Subway is one of the fastest growing franchises in the world. As of 2010, they had over 30,000 stores, over 1,000 more than McDonald’s. With a company this large, they have to leave individual hiring to store managers. This is great news for most felons; some do not even do a background check! However, there are certain types of felonies that make a person un-hirable, and extra effort must be done to keep the job.
Does Subway Hire Felons
The first “type” of felons that Subway won’t hire are those with convictions for aggravated assault or sex crimes. This is fairly common in the fast food industry. These kinds of felons are seen as a danger by the public, and if a customer found out they would no longer want to go there. This creates bad publicity, and is not good for business. The other is those related to theft. This is an obvious issue. Those with a record of stealing, especially recently, are seen as a great liability. Subway would rather hire a person with less experience than one known for being dishonest.
Applying to Subway with a Felony
However, these are not the first things a hiring manager will see. When applying online to Subway, there is no question about criminal history. This is a fantastic opportunity for those with a questionable past. Although it may be tempting to hide the conviction (some places do not even perform a background check!), it is not wise to do so. If something bad happens, the first thing Subway will do is look at the background of their employees. If they find a secret conviction, the felon could be sued for lying and be held responsible for any financial repercussions.
Explaining your Felony Background
Instead of waiting for this to happen, the felon should explain in detail about what happened. They should show proof they are a different person, preferably in the form of referrals. These can also be placed on the online application. Once hired, it is important that the felon prove they were worth the perceived risk. Being flexible with hours and honest about everything are especially noteworthy. After a while, the manager will respect the felon, and they could even become a manager themselves!
Background Check Limits
It is important to understand that some states have laws regarding how far back a criminal background check can go. This can effect whether subway will hire you or not.
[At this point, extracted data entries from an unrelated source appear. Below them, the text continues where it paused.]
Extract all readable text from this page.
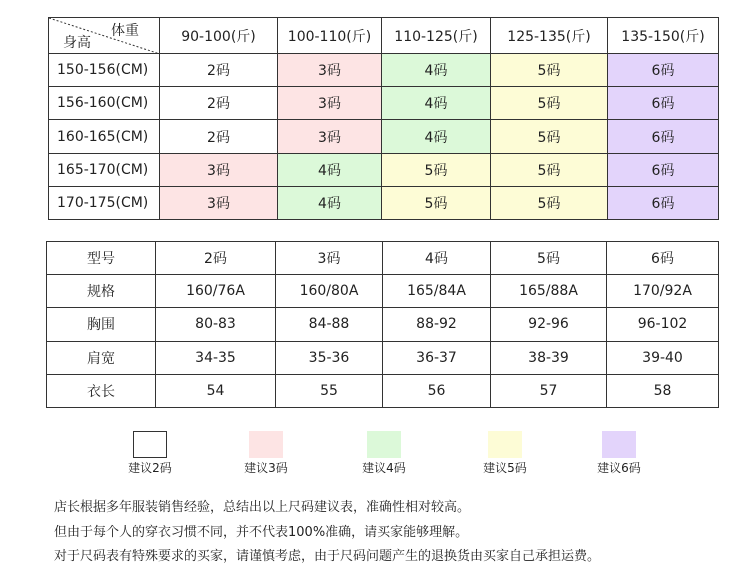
体重
身高	90-100(斤)	100-110(斤)	110-125(斤)	125-135(斤)	135-150(斤)
150-156(CM)	2码	3码	4码	5码	6码
156-160(CM)	2码	3码	4码	5码	6码
160-165(CM)	2码	3码	4码	5码	6码
165-170(CM)	3码	4码	5码	5码	6码
170-175(CM)	3码	4码	5码	5码	6码
型号	2码	3码	4码	5码	6码
规格	160/76A	160/80A	165/84A	165/88A	170/92A
胸围	80-83	84-88	88-92	92-96	96-102
肩宽	34-35	35-36	36-37	38-39	39-40
衣长	54	55	56	57	58
建议2码	建议3码	建议4码	建议5码	建议6码
店长根据多年服装销售经验，总结出以上尺码建议表，准确性相对较高。
但由于每个人的穿衣习惯不同，并不代表100%准确，请买家能够理解。
对于尺码表有特殊要求的买家，请谨慎考虑，由于尺码问题产生的退换货由买家自己承担运费。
Here are the laws in each state.
Twelve states do not allow any felony conviction information older than seven years to be reported.
- New Hampshire*
- New York *
- Texas *
(* exceptions based on pay/salary)
Some states will not report court cases where you were found NOT guilty: Hawaii, Indiana, Kentucky, Massachusetts, Alaska, California, New York and Michigan.
These states will report unlimited numbers of years back of felony convictions and also report NOT guilty verdicts: Mississippi, Missouri, Nebraska, New Jersey, North Carolina, North Dakota, Ohio, Oregon, Rhode Island, Alabama, Arizona, Arkansas, Connecticut, Delaware, DC, Florida, Idaho, Indiana, Iowa, Louisiana, Maine, South Carolina, Tennessee, Utah, Vermont, Virginia, West Virginia, Wisconsin, and Wyoming.
For those that do not want to work in a franchise, other options are available, but may be more difficult to get in. These are owned by Subway, and comply with federal standards. These jobs include anything from housekeeping to librarian to basic office jobs. The latter will be of most trouble for felons. This requires a college in the area they would want to apply, along with years of experience. Due to time in jail, many felons were unable to get a degree or any experience in the field. The housekeeping position would be much easier, as it requires only a GED.
Subway Offers Opportunity to Some Felons
For felons, it is important to find a place with flexibility. Due to Subways large size, most individual stores operate according to state laws instead of federal rulings. This means that managers can hire almost anyone, providing they are not a threat to the company. For felons, this means bringing extra references and creating face-to-face meetings before applying. If hired, they then need to prove their dedication through hard work and honest communication. If all of this is done, a felon has a bright future. Many have moved on to managerial positions, or to better jobs in other fields!